D. J. Bernstein
More number-theoretic computations

# sortedsums

The latest published sortedsums package is sortedsums-0.53.tar.gz.

I have a paper explaining the algorithms used here.

## What is it?

sortedsums is a collection of tools for enumerating small solutions to certain types of Diophantine equations. For example, there are 14519 primitive solutions (a,b,c,d) to 5a^3 + 6b^3 = 7c^3 + 8d^3 > 0 with max{|a|,|b|,|c|,|d|} <= 10000; ``cubepqrs 5 6 7 8 10000'' prints all of them in just 69 minutes on a Pentium-100.

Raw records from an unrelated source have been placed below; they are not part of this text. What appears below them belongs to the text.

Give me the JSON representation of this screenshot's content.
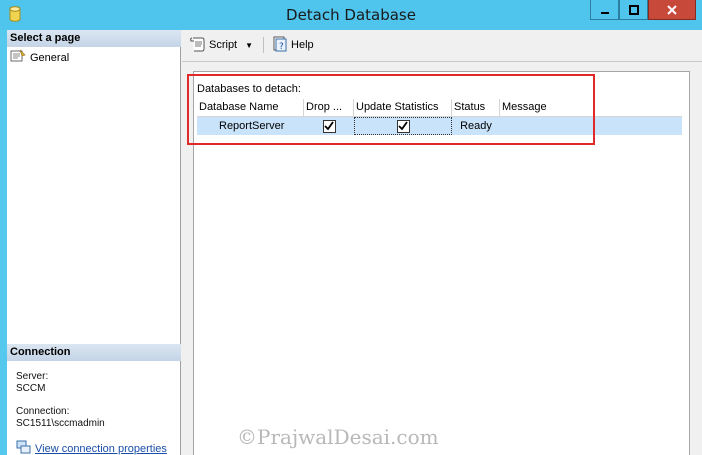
{
  "window": {
    "title": "Detach Database"
  },
  "left": {
    "select_page_header": "Select a page",
    "pages": [
      {
        "label": "General"
      }
    ],
    "connection_header": "Connection",
    "server_label": "Server:",
    "server_value": "SCCM",
    "connection_label": "Connection:",
    "connection_value": "SC1511\\sccmadmin",
    "view_link": "View connection properties"
  },
  "toolbar": {
    "script_label": "Script",
    "help_label": "Help"
  },
  "main": {
    "section_label": "Databases to detach:",
    "columns": [
      "Database Name",
      "Drop ...",
      "Update Statistics",
      "Status",
      "Message"
    ],
    "rows": [
      {
        "database_name": "ReportServer",
        "drop_connections": true,
        "update_statistics": true,
        "status": "Ready",
        "message": ""
      }
    ]
  },
  "watermark": "©PrajwalDesai.com",
  "colors": {
    "titlebar": "#4fc4ec",
    "row_selected": "#c9e3fa",
    "highlight_box": "#e02a2a"
  },
  "icons": {
    "app": "database-icon",
    "page": "page-icon",
    "script": "script-icon",
    "help": "help-icon"
  }
}
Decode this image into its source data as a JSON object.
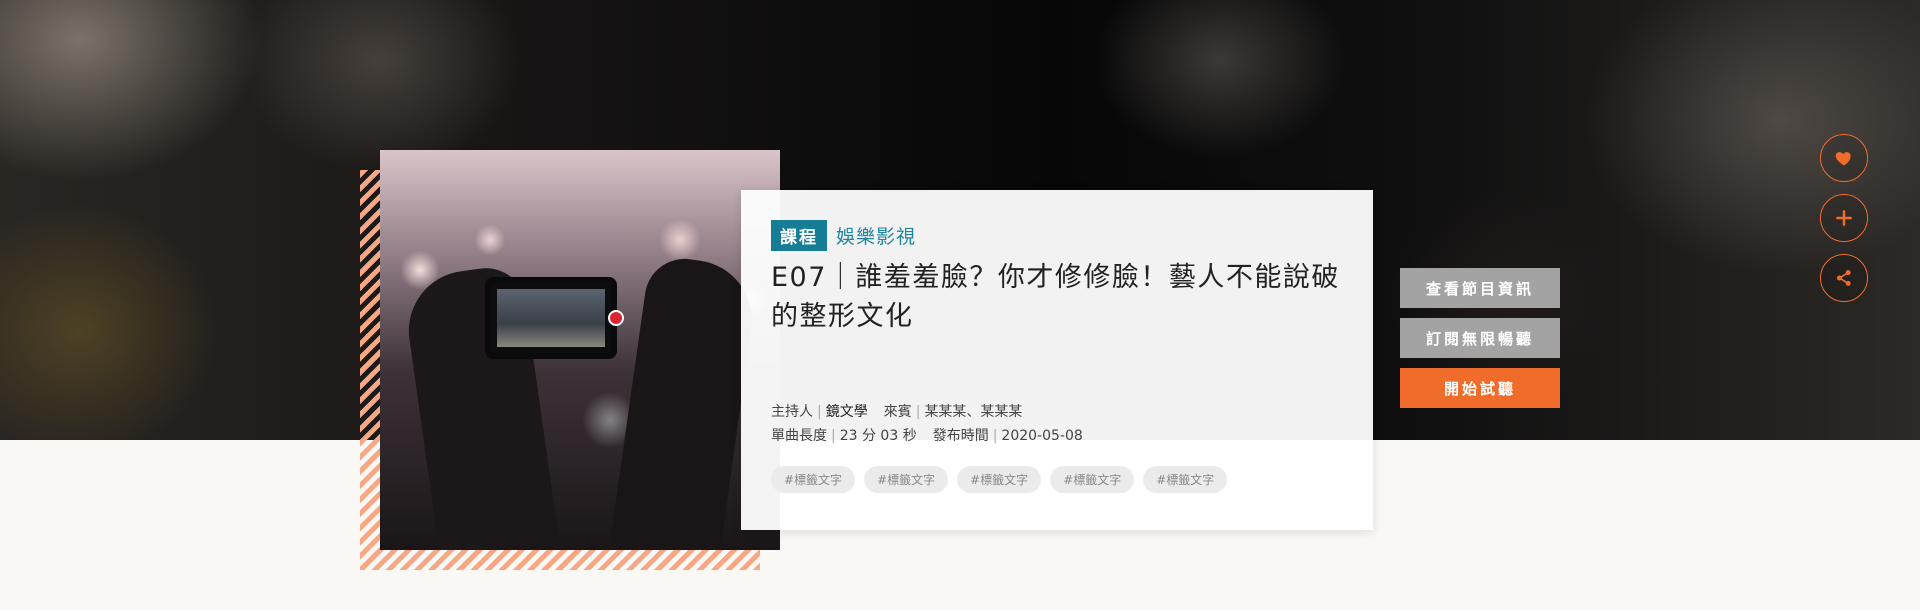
{
  "episode": {
    "badge": "課程",
    "category": "娛樂影視",
    "title": "E07｜誰羞羞臉？你才修修臉！藝人不能說破的整形文化",
    "meta": {
      "host_label": "主持人",
      "host": "鏡文學",
      "guest_label": "來賓",
      "guests": "某某某、某某某",
      "length_label": "單曲長度",
      "length": "23 分 03 秒",
      "published_label": "發布時間",
      "published": "2020-05-08"
    },
    "tags": [
      "#標籤文字",
      "#標籤文字",
      "#標籤文字",
      "#標籤文字",
      "#標籤文字"
    ]
  },
  "actions": {
    "program_info": "查看節目資訊",
    "subscribe": "訂閱無限暢聽",
    "trial": "開始試聽"
  },
  "side_tools": {
    "icons": [
      "heart-icon",
      "plus-icon",
      "share-icon"
    ]
  },
  "colors": {
    "accent": "#ef6c2b",
    "badge": "#167d96",
    "stripe": "#f6a885"
  }
}
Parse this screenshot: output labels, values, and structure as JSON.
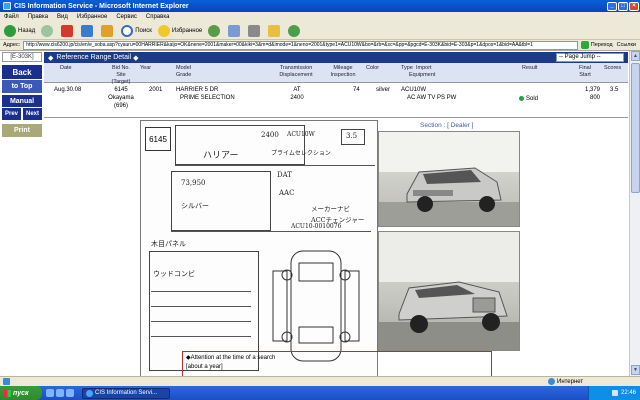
{
  "window": {
    "title": "CIS Information Service - Microsoft Internet Explorer"
  },
  "menu": [
    "Файл",
    "Правка",
    "Вид",
    "Избранное",
    "Сервис",
    "Справка"
  ],
  "toolbar": {
    "back_label": "Назад",
    "search_label": "Поиск",
    "favorites_label": "Избранное"
  },
  "address": {
    "label": "Адрес:",
    "url": "http://www.cis6200.jp/cis/en/e_soba.asp?cyauru=00HARRIER&kaijo=OK&nene=2001&maker=00&kiki=3&m=d&imode=1&neno=2001&type1=ACU10W&bo=&rb=&sc=&pp=&pgcd=E-303K&bid=E-303&p=1&dpos=1&bid=AA&tbl=1",
    "go_label": "Переход",
    "links_label": "Ссылки"
  },
  "nav": {
    "code": "[E-303K]",
    "back": "Back",
    "to_top": "to Top",
    "manual": "Manual",
    "prev": "Prev",
    "next": "Next",
    "print": "Print"
  },
  "refbar": {
    "title": "Reference Range Detail",
    "page_jump": "-- Page Jump --"
  },
  "columns": {
    "date": "Date",
    "bid_no": "Bid No.",
    "site": "Site",
    "target": "(Target)",
    "year": "Year",
    "model": "Model",
    "grade": "Grade",
    "transmission": "Transmission",
    "displacement": "Displacement",
    "mileage": "Mileage",
    "inspection": "Inspection",
    "color": "Color",
    "type": "Type",
    "import": "Import",
    "equipment": "Equipment",
    "result": "Result",
    "final": "Final",
    "start": "Start",
    "scores": "Scores"
  },
  "row": {
    "date": "Aug.30.08",
    "bid_no": "6145",
    "site": "Okayama",
    "target": "(696)",
    "year": "2001",
    "model": "HARRIER 5 DR",
    "grade": "PRIME SELECTION",
    "transmission": "AT",
    "displacement": "2400",
    "mileage": "74",
    "color": "silver",
    "type": "ACU10W",
    "equipment": "AC AW TV PS PW",
    "result": "Sold",
    "final": "1,379",
    "start": "800",
    "score": "3.5"
  },
  "sheet": {
    "lot": "6145",
    "h1": "ハリアー",
    "h2": "2400",
    "h3": "ACU10W",
    "h4": "プライムセレクション",
    "h5": "3.5",
    "h6": "DAT",
    "h7": "73,950",
    "h8": "シルバー",
    "h9": "AAC",
    "h10": "メーカーナビ",
    "h11": "ACCチェンジャー",
    "h12": "ACU10-0010076",
    "h13": "木目パネル",
    "h14": "ウッドコンビ"
  },
  "section_label": "Section : [ Dealer ]",
  "attention": {
    "line1": "Attention at the time of a search",
    "line2": "[about a year]"
  },
  "status": {
    "zone": "Интернет"
  },
  "taskbar": {
    "start": "пуск",
    "task": "CIS Information Servi...",
    "clock": "22:46"
  },
  "colors": {
    "header_blue": "#1c3a8a",
    "nav_blue": "#1b2f8f",
    "sold_green": "#21a34b"
  }
}
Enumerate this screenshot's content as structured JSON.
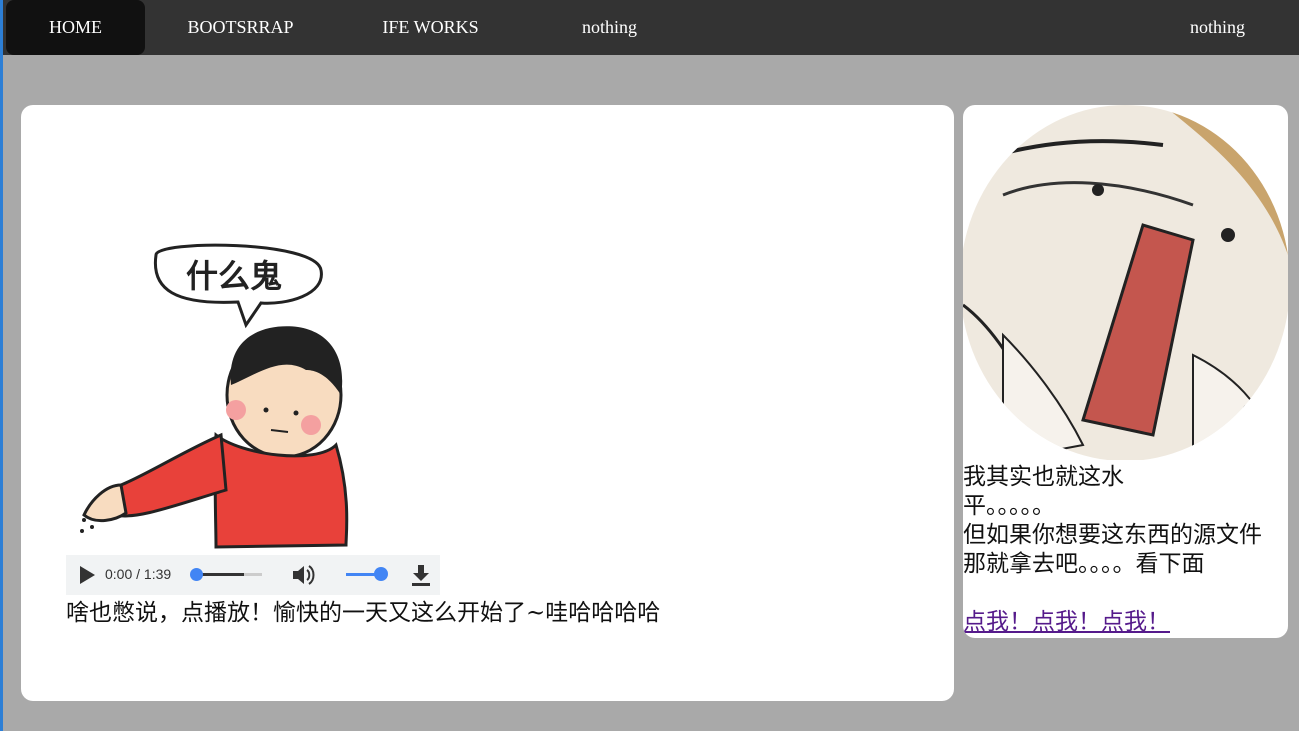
{
  "nav": {
    "items": [
      {
        "label": "HOME",
        "active": true
      },
      {
        "label": "BOOTSRRAP",
        "active": false
      },
      {
        "label": "IFE WORKS",
        "active": false
      },
      {
        "label": "nothing",
        "active": false
      }
    ],
    "right_item": {
      "label": "nothing"
    }
  },
  "main": {
    "meme_bubble_text": "什么鬼",
    "audio": {
      "time": "0:00 / 1:39",
      "progress_fraction": 0.0,
      "volume_fraction": 1.0,
      "icons": [
        "play-icon",
        "volume-icon",
        "download-icon"
      ]
    },
    "caption": "啥也憋说，点播放！愉快的一天又这么开始了~哇哈哈哈哈"
  },
  "side": {
    "line1": "我其实也就这水平。。。。。",
    "line2": "但如果你想要这东西的源文件那就拿去吧。。。。看下面",
    "link": "点我！点我！点我！"
  },
  "colors": {
    "nav_bg": "#333333",
    "nav_active": "#111111",
    "page_bg": "#a9a9a9",
    "card_bg": "#ffffff",
    "accent": "#4285f4",
    "link": "#551a8b"
  }
}
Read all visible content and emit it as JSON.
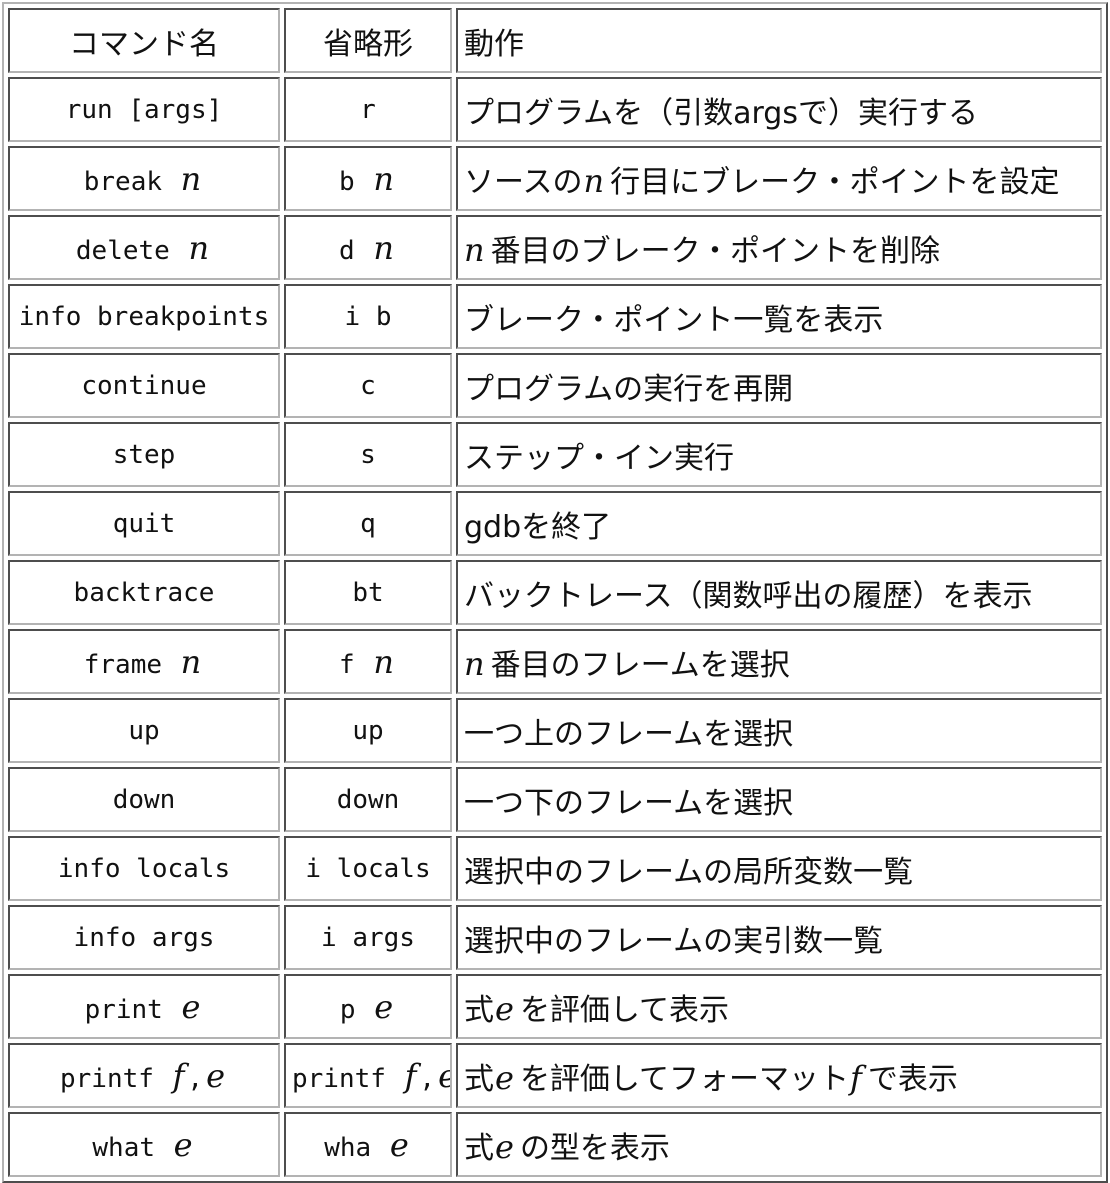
{
  "table": {
    "headers": {
      "command": "コマンド名",
      "abbreviation": "省略形",
      "action": "動作"
    },
    "rows": [
      {
        "command": [
          {
            "t": "run [args]",
            "var": false
          }
        ],
        "abbr": [
          {
            "t": "r",
            "var": false
          }
        ],
        "desc": [
          {
            "t": "プログラムを（引数argsで）実行する",
            "var": false
          }
        ]
      },
      {
        "command": [
          {
            "t": "break",
            "var": false
          },
          {
            "t": "n",
            "var": true
          }
        ],
        "abbr": [
          {
            "t": "b",
            "var": false
          },
          {
            "t": "n",
            "var": true
          }
        ],
        "desc": [
          {
            "t": "ソースの",
            "var": false
          },
          {
            "t": "n",
            "var": true
          },
          {
            "t": "行目にブレーク・ポイントを設定",
            "var": false
          }
        ]
      },
      {
        "command": [
          {
            "t": "delete",
            "var": false
          },
          {
            "t": "n",
            "var": true
          }
        ],
        "abbr": [
          {
            "t": "d",
            "var": false
          },
          {
            "t": "n",
            "var": true
          }
        ],
        "desc": [
          {
            "t": "n",
            "var": true
          },
          {
            "t": "番目のブレーク・ポイントを削除",
            "var": false
          }
        ]
      },
      {
        "command": [
          {
            "t": "info breakpoints",
            "var": false
          }
        ],
        "abbr": [
          {
            "t": "i b",
            "var": false
          }
        ],
        "desc": [
          {
            "t": "ブレーク・ポイント一覧を表示",
            "var": false
          }
        ]
      },
      {
        "command": [
          {
            "t": "continue",
            "var": false
          }
        ],
        "abbr": [
          {
            "t": "c",
            "var": false
          }
        ],
        "desc": [
          {
            "t": "プログラムの実行を再開",
            "var": false
          }
        ]
      },
      {
        "command": [
          {
            "t": "step",
            "var": false
          }
        ],
        "abbr": [
          {
            "t": "s",
            "var": false
          }
        ],
        "desc": [
          {
            "t": "ステップ・イン実行",
            "var": false
          }
        ]
      },
      {
        "command": [
          {
            "t": "quit",
            "var": false
          }
        ],
        "abbr": [
          {
            "t": "q",
            "var": false
          }
        ],
        "desc": [
          {
            "t": "gdbを終了",
            "var": false
          }
        ]
      },
      {
        "command": [
          {
            "t": "backtrace",
            "var": false
          }
        ],
        "abbr": [
          {
            "t": "bt",
            "var": false
          }
        ],
        "desc": [
          {
            "t": "バックトレース（関数呼出の履歴）を表示",
            "var": false
          }
        ]
      },
      {
        "command": [
          {
            "t": "frame",
            "var": false
          },
          {
            "t": "n",
            "var": true
          }
        ],
        "abbr": [
          {
            "t": "f",
            "var": false
          },
          {
            "t": "n",
            "var": true
          }
        ],
        "desc": [
          {
            "t": "n",
            "var": true
          },
          {
            "t": "番目のフレームを選択",
            "var": false
          }
        ]
      },
      {
        "command": [
          {
            "t": "up",
            "var": false
          }
        ],
        "abbr": [
          {
            "t": "up",
            "var": false
          }
        ],
        "desc": [
          {
            "t": "一つ上のフレームを選択",
            "var": false
          }
        ]
      },
      {
        "command": [
          {
            "t": "down",
            "var": false
          }
        ],
        "abbr": [
          {
            "t": "down",
            "var": false
          }
        ],
        "desc": [
          {
            "t": "一つ下のフレームを選択",
            "var": false
          }
        ]
      },
      {
        "command": [
          {
            "t": "info locals",
            "var": false
          }
        ],
        "abbr": [
          {
            "t": "i locals",
            "var": false
          }
        ],
        "desc": [
          {
            "t": "選択中のフレームの局所変数一覧",
            "var": false
          }
        ]
      },
      {
        "command": [
          {
            "t": "info args",
            "var": false
          }
        ],
        "abbr": [
          {
            "t": "i args",
            "var": false
          }
        ],
        "desc": [
          {
            "t": "選択中のフレームの実引数一覧",
            "var": false
          }
        ]
      },
      {
        "command": [
          {
            "t": "print",
            "var": false
          },
          {
            "t": "e",
            "var": true
          }
        ],
        "abbr": [
          {
            "t": "p",
            "var": false
          },
          {
            "t": "e",
            "var": true
          }
        ],
        "desc": [
          {
            "t": "式",
            "var": false
          },
          {
            "t": "e",
            "var": true
          },
          {
            "t": "を評価して表示",
            "var": false
          }
        ]
      },
      {
        "command": [
          {
            "t": "printf",
            "var": false
          },
          {
            "t": "f",
            "var": true
          },
          {
            "t": ",",
            "var": false
          },
          {
            "t": "e",
            "var": true
          }
        ],
        "abbr": [
          {
            "t": "printf",
            "var": false
          },
          {
            "t": "f",
            "var": true
          },
          {
            "t": ",",
            "var": false
          },
          {
            "t": "e",
            "var": true
          }
        ],
        "desc": [
          {
            "t": "式",
            "var": false
          },
          {
            "t": "e",
            "var": true
          },
          {
            "t": "を評価してフォーマット",
            "var": false
          },
          {
            "t": "f",
            "var": true
          },
          {
            "t": "で表示",
            "var": false
          }
        ]
      },
      {
        "command": [
          {
            "t": "what",
            "var": false
          },
          {
            "t": "e",
            "var": true
          }
        ],
        "abbr": [
          {
            "t": "wha",
            "var": false
          },
          {
            "t": "e",
            "var": true
          }
        ],
        "desc": [
          {
            "t": "式",
            "var": false
          },
          {
            "t": "e",
            "var": true
          },
          {
            "t": "の型を表示",
            "var": false
          }
        ]
      }
    ]
  }
}
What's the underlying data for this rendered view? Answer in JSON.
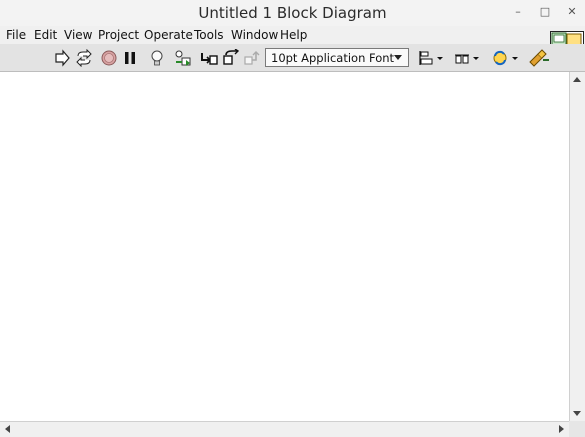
{
  "window": {
    "title": "Untitled 1 Block Diagram",
    "controls": {
      "minimize": "–",
      "maximize": "□",
      "close": "✕"
    }
  },
  "menu": {
    "items": [
      "File",
      "Edit",
      "View",
      "Project",
      "Operate",
      "Tools",
      "Window",
      "Help"
    ]
  },
  "toolbar": {
    "buttons": [
      "run-arrow-icon",
      "run-continuously-icon",
      "abort-icon",
      "pause-icon",
      "highlight-execution-icon",
      "retain-wire-values-icon",
      "step-into-icon",
      "step-over-icon",
      "step-out-icon",
      "align-objects-icon",
      "distribute-objects-icon",
      "reorder-icon",
      "clean-up-diagram-icon"
    ],
    "font_selector": {
      "value": "10pt Application Font"
    }
  },
  "vi_icon": {
    "number": "1"
  },
  "colors": {
    "canvas": "#ffffff",
    "toolbar": "#e3e3e3",
    "accent_green": "#3a8a3a"
  }
}
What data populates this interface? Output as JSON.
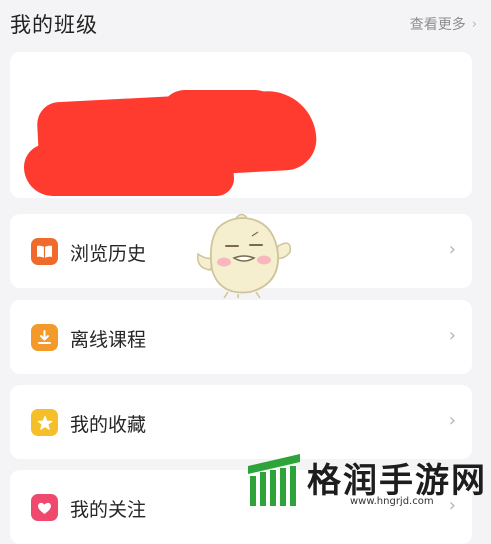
{
  "header": {
    "title": "我的班级",
    "more_label": "查看更多",
    "more_chevron": "›"
  },
  "class_card": {
    "content_state": "redacted"
  },
  "menu": [
    {
      "label": "浏览历史",
      "icon": "book-icon",
      "icon_color": "#f06b2b",
      "chevron": "›"
    },
    {
      "label": "离线课程",
      "icon": "download-icon",
      "icon_color": "#f39a2b",
      "chevron": "›"
    },
    {
      "label": "我的收藏",
      "icon": "star-icon",
      "icon_color": "#f5bf2a",
      "chevron": "›"
    },
    {
      "label": "我的关注",
      "icon": "heart-icon",
      "icon_color": "#ef4a6e",
      "chevron": "›"
    }
  ],
  "watermark": {
    "text": "格润手游网",
    "url": "www.hngrjd.com",
    "logo_color": "#2ea33a"
  },
  "colors": {
    "background": "#f4f4f6",
    "card": "#ffffff",
    "redaction": "#ff3b30",
    "muted_text": "#8d8d8d"
  }
}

Given integers p, p, ..., p[n-1] and q, q, ..., q[n-1], sortedpq enumerates pairs (i,j) in increasing order of p[i]+q[j]. It uses extra space for just n integers and 2n indices. sortedpp is a faster version of sortedpq when p = q; it enumerates pairs (i,j) with i >= j, in increasing order of p[i]+p[j].

solvepqrs enumerates (i,j,k,l) such that p[i]+q[j] = r[k]+s[l], in increasing order of p[i]+q[j]. solvepppp, solvepprs, solvepqpq, and solvepprr are faster versions of solvepqrs.

Several sample applications are included in the sortedsums package:

• cubepqrs enumerates solutions to pa^3 + qb^3 = rc^3 + sd^3, given (p,q,r,s). cubepppp, cubepprs, and cubepqpq are faster versions of cubepqrs.
• two3 enumerates positive integers that can be written in many ways as sums of two cubes. two3p enumerates integers that can be written in many ways as sums of two positive cubes.
• two4 enumerates integers that can be written in two ways as sums of two positive fourth powers. euler4 enumerates fourth powers that can be written as sums of three positive fourth powers.

This work was supported by the National Science Foundation under grant DMS-9600083.

## Results

I have a table of all 516 primitive solutions to a^4 + b^4 = c^4 + d^4 with 0 < b <= a, 0 < d <= c, and c < a <= 1000000. 218 of the solutions were found previously by Lander, Parkin, Selfridge, and Zajta.

The fourth power of 8707481 is a sum of three positive fourth powers. Same for 12197457, 16003017, and 16430513. Other small known solutions are 422481 (Frye), 2813001 (MacLeod), 20615673 (Elkies), and 638523249 (MacLeod). There are no other primitive solutions below 21000000. This computation used some observations by Morgan Ward.

48988659276962496 (discovered independently by Wilson), 391909274215699968, and 490593422681271000 can be written in 5 ways as the sum of two positive cubes.